The state of Rhode Island has a new strategy to spur the development of housing: a “land bank.”
The goal: make it easier for municipalities to identify unused property that can be used for housing projects, while reducing land acquisition costs for developers.
The General Assembly created the land bank during the 2025 legislative session. It is to be housed within the Rhode Island Housing and Mortgage Finance Corporation — known as the quasi-public body RIHousing — and it will accept property for redevelopment into housing.
Morning Host Luis Hernandez spoke with state Rep. June Speakman, who sponsored the House bill establishing the land bank.
Interview highlights
On what the housing land bank is and why it’s necessary
June Speakman: The land bank is another tool in our housing toolbox we’ve been developing over the past several years. It allows for RIHousing to acquire land and hold it for development for affordable housing. This is not a new concept. It’s just building on existing law and it’s a tool that exists in many other states, as well. Land is one of the most expensive parts of a housing development, and this just allows for a little bit more information about what land is available, and a process for acquiring it and using it for housing.
The legislation specifies a number of ways that the land bank can acquire [property.] It can purchase, it can acquire them from other state agencies, it can receive them as gifts. It’s pretty much the same way that any of us would acquire property.

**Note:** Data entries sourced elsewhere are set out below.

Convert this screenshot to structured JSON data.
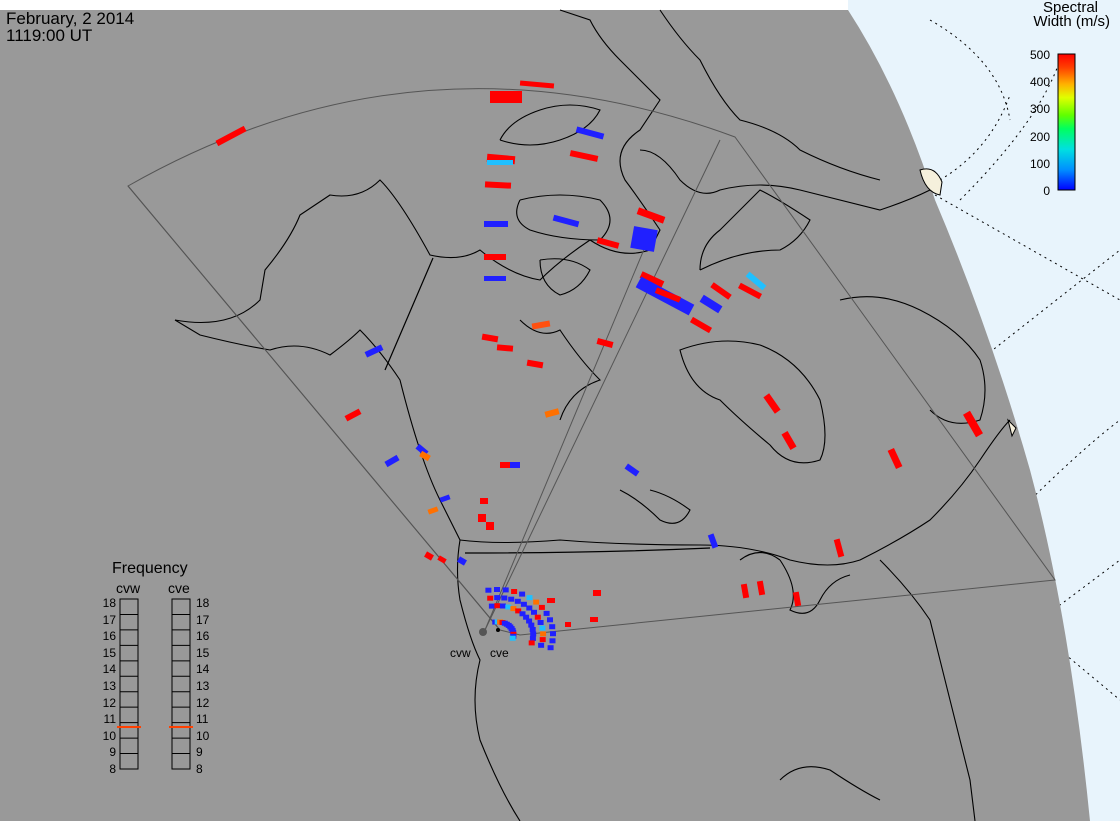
{
  "header": {
    "date": "February, 2 2014",
    "time": "1119:00 UT"
  },
  "colorbar": {
    "title_line1": "Spectral",
    "title_line2": "Width (m/s)",
    "ticks": [
      "500",
      "400",
      "300",
      "200",
      "100",
      "0"
    ],
    "range": [
      0,
      500
    ],
    "colors": [
      "#0000ff",
      "#0090ff",
      "#00e0e0",
      "#00ff60",
      "#40ff00",
      "#c0ff00",
      "#ffe000",
      "#ff9000",
      "#ff4000",
      "#ff0000"
    ]
  },
  "frequency_panel": {
    "title": "Frequency",
    "columns": [
      {
        "label": "cvw",
        "selected": "10.5"
      },
      {
        "label": "cve",
        "selected": "10.5"
      }
    ],
    "ticks": [
      "18",
      "17",
      "16",
      "15",
      "14",
      "13",
      "12",
      "11",
      "10",
      "9",
      "8"
    ],
    "indicator_color": "#ff4000"
  },
  "radars": [
    {
      "label": "cvw"
    },
    {
      "label": "cve"
    }
  ],
  "colors": {
    "land": "#999999",
    "ocean_polar": "#e8f4fc",
    "coastline": "#000000",
    "fov_outline": "#555555"
  }
}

On the difficulties Rhode Island municipalities face in developing abandoned and unused properties
Speakman: Sometimes it’s difficult getting ownership of those properties if they belong to a municipality. [The land bank] encourages municipalities to engage in negotiations with RIHousing for dealing with undeveloped properties. Private property owners, you can let your property sit vacant for as long as you wish. Now that we have more planning and policy capacity at the state level, the Department of Housing and RIHousing both have agency or shops within them that encourage them to look for parcels.
Nothing stops anyone from approaching a private owner and asking if they would be willing to sell their property, or use their property for housing, whether it’s affordable or market-rate. So it’s just a matter of doing it right, having a mechanism and having the will to look around for where it is appropriate to build housing and trying to get housing built there.
On whether developers will be offered incentives to develop land bank properties
Speakman: [The land bank] doesn’t provide funding for the development, but it does take the heat off of the acquisition costs for land. The development would not be done by RIHousing. It might be financed by RIHousing. That’s another piece of RIHousing’s work here. Who the developer is, how many units will be built, and where the money’s going to come from; that takes place in other places.
On how the success of the land bank will be determined
Speakman: So that’s the thing about housing, right? You pass all these laws this year and then you really don’t see heads on beds – as one of the advocates says – for two or three years down the line.
We are already seeing more activity in the housing construction space. You’ve noticed more ribbon cuttings recently and that activity around Trader Joe’s [in Providence,] there’s a small affordable piece to that. There’s buildings going up there, it feels like, every other month. So we’re seeing more activity; not enough, but more.